Hoy han vuelto a maullar los gatos de la calle. Sus lastimeros lamentos me despertaron de nuevo. Como ayer, y anteayer y antes de anteayer. Lloran.
Mis gatos duermen tranquilos en casa y me traen a la cabeza con su maullido retozón y zalamero, solo mi rutina. Los otros, los que se lamentan a la luz de esta luna brumosa, me traen recuerdos.
Con su insomne y plañidero pesar, hacen que acuda a mi memoria una sonrisa, contrapunto a su sentir nocturno.
Recuerdo las medias y el tacón, el vestido casi prostibulario, mi risita nerviosa, mi no saber qué hacer.
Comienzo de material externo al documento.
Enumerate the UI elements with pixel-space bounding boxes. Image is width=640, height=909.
Y mientras ellos lloran, yo sonrío recordando esa noche donde la lujuria me hizo morderme los labios, entre inocente y morbosa, entre niña y experta.
No hay secretos entre esos gatos, sus maullidos que cortan la noche en dos, el tejado cómplice de sus pesares, y yo. Pues soy gata callejera como ellos cuando te tengo entre las sábanas.
La luz tenue de una lámpara en la mesita de noche, huérfana y cómplice, rompe la oscuridad de la estancia y nos dibuja en la pared como sombras bailarinas.
Y mientras bailamos, atados a nuestros cuerpos con finas e invisibles cuerdas de inconsciencia, deseo y amor, y tú me atas con lazos reales, apretados, negros; ellos siguen su paseo por los tejados. Cantan para nosotros y cantamos para ellos. Cantamos y gemimos. Gemimos y gozamos.
Entre tú y yo no hay reglas y los gatos de la calle lo saben.